- Theatrical release poster
- Directed by: Jorge Ali Triana
- Written by: based on the novel “Esto huele mal” by Fernando Quiroz
- Screenplay by: Jorge Ali Triana Jorg Hiller
- Produced by: Clara María Ochoa
- Starring: Diego Bertie Cristina Campuzano Valerie Domínguez Diego Cadavid
- Cinematography: Juan Cristobal Cobo
- Edited by: Alberto Ponce
- Music by: Camilo Posada
- Production company: CMO Producciones
- Release date: 3 August 2007;
- Running time: 100 minutes
- Country: Colombia

= Esto huele mal =

2007 film

Esto huele mal (English: This smells bad) is a 2007 Colombian drama comedy film directed by Jorge Ali Triana, who also co-wrote the screenplay.
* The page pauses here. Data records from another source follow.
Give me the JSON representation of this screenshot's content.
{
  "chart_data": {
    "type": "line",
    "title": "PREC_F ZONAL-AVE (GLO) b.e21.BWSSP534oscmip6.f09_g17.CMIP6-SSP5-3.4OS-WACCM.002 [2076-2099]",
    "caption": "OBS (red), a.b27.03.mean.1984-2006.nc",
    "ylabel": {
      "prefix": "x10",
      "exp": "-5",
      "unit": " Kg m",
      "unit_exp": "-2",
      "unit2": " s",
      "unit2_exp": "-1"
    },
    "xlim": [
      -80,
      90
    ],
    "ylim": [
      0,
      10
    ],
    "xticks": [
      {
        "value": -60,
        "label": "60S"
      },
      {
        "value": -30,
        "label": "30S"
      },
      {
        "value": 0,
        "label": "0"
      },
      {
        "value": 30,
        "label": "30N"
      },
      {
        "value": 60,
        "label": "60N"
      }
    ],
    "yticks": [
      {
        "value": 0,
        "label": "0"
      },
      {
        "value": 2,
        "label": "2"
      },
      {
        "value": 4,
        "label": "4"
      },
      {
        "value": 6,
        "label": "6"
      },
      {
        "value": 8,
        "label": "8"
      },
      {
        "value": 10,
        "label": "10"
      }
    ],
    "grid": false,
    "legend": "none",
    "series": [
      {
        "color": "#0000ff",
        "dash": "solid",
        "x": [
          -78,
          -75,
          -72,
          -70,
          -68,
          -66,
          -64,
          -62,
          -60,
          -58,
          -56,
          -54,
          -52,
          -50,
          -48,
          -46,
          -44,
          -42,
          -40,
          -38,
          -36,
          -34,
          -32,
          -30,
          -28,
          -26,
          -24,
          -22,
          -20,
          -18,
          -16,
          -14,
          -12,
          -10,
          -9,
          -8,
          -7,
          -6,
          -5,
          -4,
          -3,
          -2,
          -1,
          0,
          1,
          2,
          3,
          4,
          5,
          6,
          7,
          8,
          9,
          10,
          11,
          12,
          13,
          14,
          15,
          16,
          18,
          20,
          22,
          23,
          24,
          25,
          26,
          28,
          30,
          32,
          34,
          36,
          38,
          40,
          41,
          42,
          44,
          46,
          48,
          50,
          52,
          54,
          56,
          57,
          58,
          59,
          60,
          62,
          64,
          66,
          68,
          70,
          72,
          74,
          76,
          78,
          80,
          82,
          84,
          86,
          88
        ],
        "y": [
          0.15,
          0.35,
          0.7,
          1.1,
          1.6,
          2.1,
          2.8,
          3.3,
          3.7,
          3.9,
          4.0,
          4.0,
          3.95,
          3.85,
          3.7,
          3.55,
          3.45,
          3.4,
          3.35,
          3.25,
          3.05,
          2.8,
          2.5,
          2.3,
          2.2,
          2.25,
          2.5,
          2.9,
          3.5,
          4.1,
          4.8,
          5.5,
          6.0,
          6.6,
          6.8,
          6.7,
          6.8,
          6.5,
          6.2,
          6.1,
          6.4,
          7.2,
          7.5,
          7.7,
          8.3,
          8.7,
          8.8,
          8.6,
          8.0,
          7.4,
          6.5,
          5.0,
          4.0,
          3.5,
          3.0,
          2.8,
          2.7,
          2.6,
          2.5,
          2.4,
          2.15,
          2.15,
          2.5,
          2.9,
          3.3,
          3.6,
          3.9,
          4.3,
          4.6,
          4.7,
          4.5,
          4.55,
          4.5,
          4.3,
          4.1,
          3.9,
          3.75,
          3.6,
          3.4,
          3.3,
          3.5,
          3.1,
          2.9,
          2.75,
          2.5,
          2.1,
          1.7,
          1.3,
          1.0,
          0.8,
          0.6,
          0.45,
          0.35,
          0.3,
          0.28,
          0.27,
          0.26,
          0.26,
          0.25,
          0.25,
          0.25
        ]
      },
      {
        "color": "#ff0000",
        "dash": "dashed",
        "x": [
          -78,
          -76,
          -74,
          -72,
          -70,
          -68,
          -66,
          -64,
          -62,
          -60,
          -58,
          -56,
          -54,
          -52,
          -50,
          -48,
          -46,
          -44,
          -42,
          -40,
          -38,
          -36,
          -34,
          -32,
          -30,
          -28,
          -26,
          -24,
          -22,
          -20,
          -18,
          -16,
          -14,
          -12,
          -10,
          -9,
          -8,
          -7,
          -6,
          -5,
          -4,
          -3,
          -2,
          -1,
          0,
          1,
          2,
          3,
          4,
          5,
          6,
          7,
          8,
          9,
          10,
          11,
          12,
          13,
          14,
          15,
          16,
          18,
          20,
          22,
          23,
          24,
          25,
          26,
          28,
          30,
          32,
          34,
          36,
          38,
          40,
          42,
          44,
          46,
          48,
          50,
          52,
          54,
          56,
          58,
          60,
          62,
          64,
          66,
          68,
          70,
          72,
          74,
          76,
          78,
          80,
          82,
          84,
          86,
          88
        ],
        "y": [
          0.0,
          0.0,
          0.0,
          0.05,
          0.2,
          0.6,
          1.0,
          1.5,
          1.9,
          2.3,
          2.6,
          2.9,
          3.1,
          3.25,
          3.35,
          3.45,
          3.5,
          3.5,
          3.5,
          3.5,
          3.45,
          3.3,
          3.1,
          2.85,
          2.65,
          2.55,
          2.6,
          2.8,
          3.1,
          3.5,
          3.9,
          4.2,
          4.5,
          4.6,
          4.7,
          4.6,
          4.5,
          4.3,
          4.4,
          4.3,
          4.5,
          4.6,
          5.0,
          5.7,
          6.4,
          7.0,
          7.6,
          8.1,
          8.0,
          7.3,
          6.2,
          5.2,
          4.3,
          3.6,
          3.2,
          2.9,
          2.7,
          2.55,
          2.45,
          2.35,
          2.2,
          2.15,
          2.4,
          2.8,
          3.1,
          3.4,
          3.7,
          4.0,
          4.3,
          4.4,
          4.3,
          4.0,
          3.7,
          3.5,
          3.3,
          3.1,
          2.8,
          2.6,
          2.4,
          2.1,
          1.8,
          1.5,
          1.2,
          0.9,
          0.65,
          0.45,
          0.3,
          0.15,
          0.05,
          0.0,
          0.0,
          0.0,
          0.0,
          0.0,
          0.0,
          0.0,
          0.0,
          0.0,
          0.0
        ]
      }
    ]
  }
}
The film is based on the eponymous novel written by Fernando Quiroz, who was inspired by real-world events. The plot follows the story of a businessman who lies about being the victim of a terrorist attack to hide his infidelities from his wife.

==Plot==
Ricardo Caicedo is a well-to-do businessman in Bogotá, who in all appearances has a happy family life. His wife, Elena is devoted to him and the couple have a young son. However, Ricardo has been having an affair with a mistress named Manuela, which started a year ago. One day, in order to be with his mistress, Ricardo pretends to have a business meeting with several Argentinian associates at the Nogal Club. His lie is about to be uncovered when a terrorist placed a bomb at the club where Ricardo was supposed to be. His wife is worried about his safety and calls him. Ricardo is on the other side of town leaving Manuela’s house. To avoid revealing his infidelity Ricardo is determined to prove that he was at the scene of the attack. Aided by his friend Guzman, Ricardo invents an elaborate lie which portrays him as being one of the many victims of the terrorist attack. He is mistaken to be the saviour of a little girl's life and he becomes a hero.

==Cast ==
- Diego Bertie - Ricardo
- Cristina Campuzano - Elena
- Valerie Domínguez - Manuela
- Diego Cadavid – Guzman
- Maria Eugenia Dávila- Elena’s mother
- Naty Botero – Patricia
- Víctor Hugo Morant – Elena’s father
- Sandra Reyes- Journalist

==DVD release==
 Esto huele mal is available on DVD. Audio in Spanish, with English subtitles.